‘No regrets’: Ash Barty explains shock retirement decision

Ash Barty with coach Craig Tyzzer at Thursday's press conference.

Ash Barty with coach Craig Tyzzer at Thursday's press conference. Photo: Getty

Ash Barty has revealed her tennis retirement plans were set before having “one last crack” and marching to a dominant Australian Open title.

The world No.1 and three-time major champion sensationally announced her retirement at age 25 on Wednesday.

Speaking alongside coach Craig Tyzzer on Thursday, Barty revealed a wedding date with fiance Garry Kissick had been set but remained coy on her next professional move.

Winning an Australian Open wasn’t essential though, Barty explaining she had “never been a prisoner” to the profession she had already walked away from once as a prodigious teenager.

“The Australian public allowed me to be myself. They allowed me to make mistakes.
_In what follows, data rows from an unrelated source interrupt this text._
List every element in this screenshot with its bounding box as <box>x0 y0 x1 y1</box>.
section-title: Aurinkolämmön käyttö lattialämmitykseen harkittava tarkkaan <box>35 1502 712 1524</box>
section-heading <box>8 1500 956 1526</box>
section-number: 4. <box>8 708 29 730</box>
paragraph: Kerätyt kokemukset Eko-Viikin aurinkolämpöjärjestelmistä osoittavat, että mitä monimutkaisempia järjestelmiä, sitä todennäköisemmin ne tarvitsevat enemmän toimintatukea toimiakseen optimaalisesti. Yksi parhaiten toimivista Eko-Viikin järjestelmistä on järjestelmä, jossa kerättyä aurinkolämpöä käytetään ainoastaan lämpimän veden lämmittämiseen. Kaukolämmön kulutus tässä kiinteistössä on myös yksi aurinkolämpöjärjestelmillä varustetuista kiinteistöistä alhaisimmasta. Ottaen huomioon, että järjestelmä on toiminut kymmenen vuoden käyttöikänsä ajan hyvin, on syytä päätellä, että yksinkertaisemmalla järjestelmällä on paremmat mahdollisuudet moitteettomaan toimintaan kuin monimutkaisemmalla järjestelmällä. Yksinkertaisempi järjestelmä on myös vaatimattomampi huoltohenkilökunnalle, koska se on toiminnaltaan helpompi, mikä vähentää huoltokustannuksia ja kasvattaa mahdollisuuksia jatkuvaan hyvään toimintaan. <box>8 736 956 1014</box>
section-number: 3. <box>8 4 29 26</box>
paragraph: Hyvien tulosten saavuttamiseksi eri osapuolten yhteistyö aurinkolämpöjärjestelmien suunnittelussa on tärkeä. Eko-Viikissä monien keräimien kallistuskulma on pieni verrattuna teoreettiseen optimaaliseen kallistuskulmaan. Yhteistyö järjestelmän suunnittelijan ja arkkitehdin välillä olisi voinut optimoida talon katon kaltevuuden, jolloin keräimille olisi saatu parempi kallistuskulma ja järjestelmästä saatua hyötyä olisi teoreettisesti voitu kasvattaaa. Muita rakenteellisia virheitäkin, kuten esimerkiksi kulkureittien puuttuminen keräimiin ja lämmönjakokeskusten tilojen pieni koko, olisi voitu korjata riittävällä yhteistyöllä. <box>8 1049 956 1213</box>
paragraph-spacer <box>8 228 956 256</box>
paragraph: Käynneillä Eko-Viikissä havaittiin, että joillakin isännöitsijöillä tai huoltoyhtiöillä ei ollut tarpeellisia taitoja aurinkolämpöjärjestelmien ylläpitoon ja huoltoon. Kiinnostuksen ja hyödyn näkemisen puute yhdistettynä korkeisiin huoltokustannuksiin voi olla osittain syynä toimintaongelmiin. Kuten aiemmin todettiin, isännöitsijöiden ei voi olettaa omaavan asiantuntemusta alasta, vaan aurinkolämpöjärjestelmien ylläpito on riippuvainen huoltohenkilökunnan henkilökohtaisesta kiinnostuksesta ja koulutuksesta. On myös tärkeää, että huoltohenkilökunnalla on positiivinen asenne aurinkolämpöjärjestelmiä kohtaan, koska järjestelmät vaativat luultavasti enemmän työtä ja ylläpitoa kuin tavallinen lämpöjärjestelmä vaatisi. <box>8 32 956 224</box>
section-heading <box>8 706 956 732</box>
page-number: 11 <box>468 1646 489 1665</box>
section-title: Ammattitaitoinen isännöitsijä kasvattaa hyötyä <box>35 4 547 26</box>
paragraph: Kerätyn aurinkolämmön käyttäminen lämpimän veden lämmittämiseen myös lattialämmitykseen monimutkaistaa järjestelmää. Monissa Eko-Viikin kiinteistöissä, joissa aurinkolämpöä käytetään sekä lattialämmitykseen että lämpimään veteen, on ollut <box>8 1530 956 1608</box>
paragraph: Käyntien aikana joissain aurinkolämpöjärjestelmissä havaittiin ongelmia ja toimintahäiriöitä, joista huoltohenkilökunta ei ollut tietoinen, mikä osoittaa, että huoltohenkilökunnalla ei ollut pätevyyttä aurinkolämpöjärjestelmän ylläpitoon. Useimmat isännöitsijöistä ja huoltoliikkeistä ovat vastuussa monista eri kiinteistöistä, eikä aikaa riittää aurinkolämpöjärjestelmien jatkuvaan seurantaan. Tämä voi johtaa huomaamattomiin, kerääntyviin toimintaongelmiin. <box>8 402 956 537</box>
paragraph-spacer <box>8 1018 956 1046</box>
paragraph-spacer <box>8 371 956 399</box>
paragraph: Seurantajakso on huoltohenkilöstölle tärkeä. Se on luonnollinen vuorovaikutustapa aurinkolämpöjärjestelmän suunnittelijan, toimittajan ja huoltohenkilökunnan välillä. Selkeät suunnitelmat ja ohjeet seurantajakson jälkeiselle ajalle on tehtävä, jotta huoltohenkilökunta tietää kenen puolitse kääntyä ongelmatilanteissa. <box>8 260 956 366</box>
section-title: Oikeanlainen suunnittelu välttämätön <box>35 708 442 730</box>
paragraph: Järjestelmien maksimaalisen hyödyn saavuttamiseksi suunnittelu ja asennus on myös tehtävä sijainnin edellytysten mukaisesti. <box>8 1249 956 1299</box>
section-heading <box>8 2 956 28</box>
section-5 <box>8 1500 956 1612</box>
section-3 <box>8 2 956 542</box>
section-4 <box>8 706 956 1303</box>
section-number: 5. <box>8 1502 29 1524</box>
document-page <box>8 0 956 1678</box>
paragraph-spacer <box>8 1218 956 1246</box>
They allowed me to be imperfect,” she said.

“It really did make that Australian Open so much more enjoyable for all of us to be able to go ‘you know what, this is one last crack, let’s see what we can do’.

“It was really cool.”


Tyzzer admitted he wasn’t surprised by Barty’s decision, given she had cheekily asked if she could retire after her 2019 French Open victory and that her limp Olympic singles campaign last year had been telling.
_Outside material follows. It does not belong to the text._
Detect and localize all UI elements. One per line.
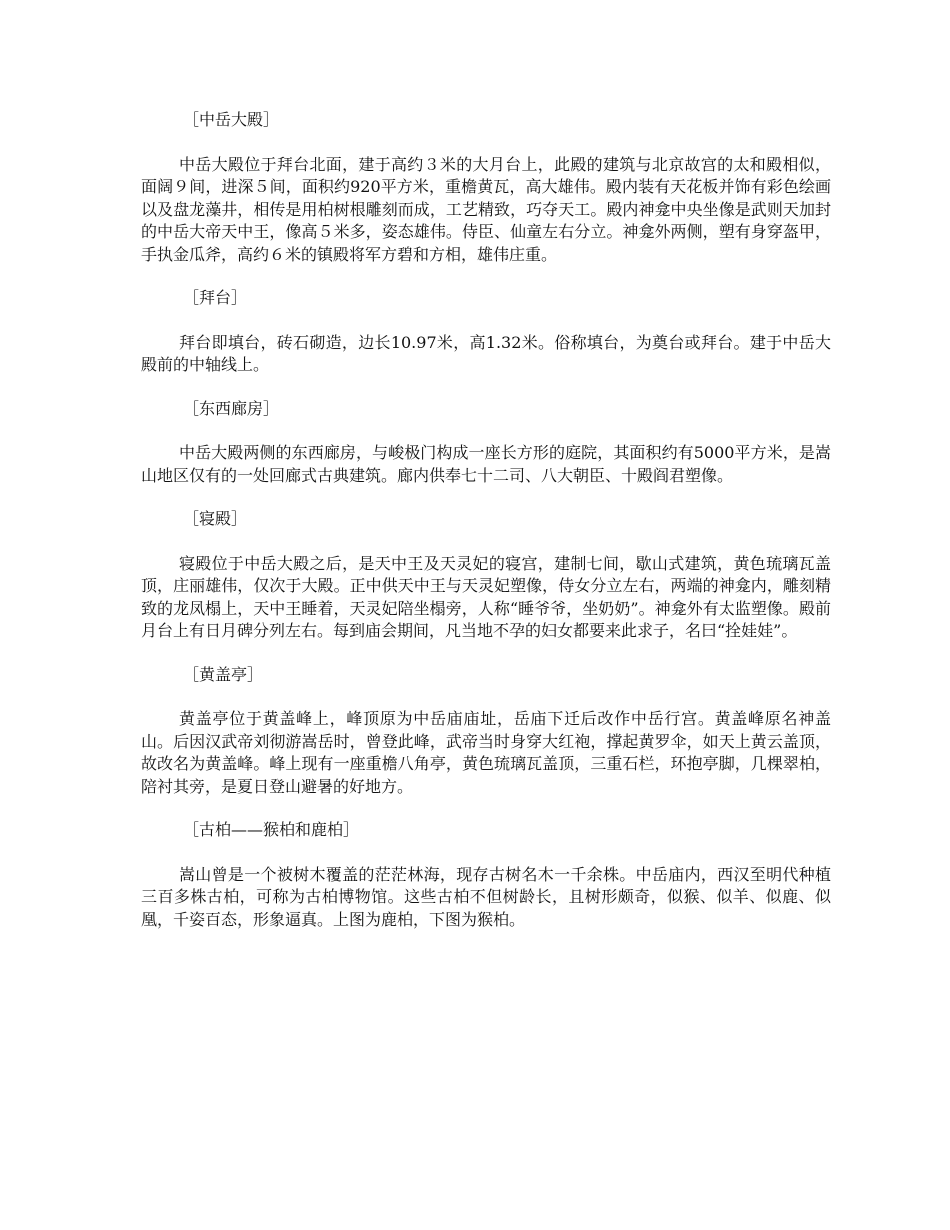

“Ash probably still remembers, but after her first grand slam, the French, I’d actually prepared this speech about how profound this [title] was gonna be, and what it meant to her,” Tyzzer said.

“And the first thing she said to me was, ‘Can I retire now?’. I sort of went, ‘Hang on, I’m not ready for that’.”

Then came last year’s Olympics where – just weeks after triumphing at Wimbledon – Barty lost in the first round to unheralded Spaniard Sara Sorribes Tormo.

“The motivation wasn’t there, except when she played doubles with Storm [Sanders] and mixed with John Peers, her singles really went by the wayside,” Tyzzer said.

“She wasn’t fussed.

“I felt that she had climbed where she needed to get to and it was going to be a hard slog to keep her involved.”

Barty’s emotional victory in Melbourne just two months ago – where she became the first Australian to win the tournament since Chris O’Neil in 1978 – appears even more significant considering her motivation struggles.

“It was really difficult to do the pre-season for the lead-up for the Aussie summer circuit, and she just put her head down and went super hard,” Tyzzer said.

“The hardest thing was trying to motivate her to get a spark to go, ‘Hey, you need to be out there’.

“Because her tennis and her mindset, she was so relaxed and so easygoing with it all.

“It was almost like she didn’t care whether she won or lost, but she obviously did.

On Thursday, Barty said she had “no regrets” – and “no secrets”.

“I’ve said exactly what I wanted to say,” she said.

“I’m an open book. I’m not hiding anything, I’ve got no secrets. I am just so proud of all of the work that I have done with my team.

“We have done this together right from the start, have enjoyed every single minute and we have no regrets. We have achieved so much together and it’s been fun on the way.

“I just knew for me the time was right. I’d given absolutely everything that I could to this sport, and I knew that it wouldn’t be fair to my team and the people that have invested so much time and energy into my life to not be 100 per cent commit for them.

“It’s been a hell of a journey. I wouldn’t change a thing and I certainly have no regrets.”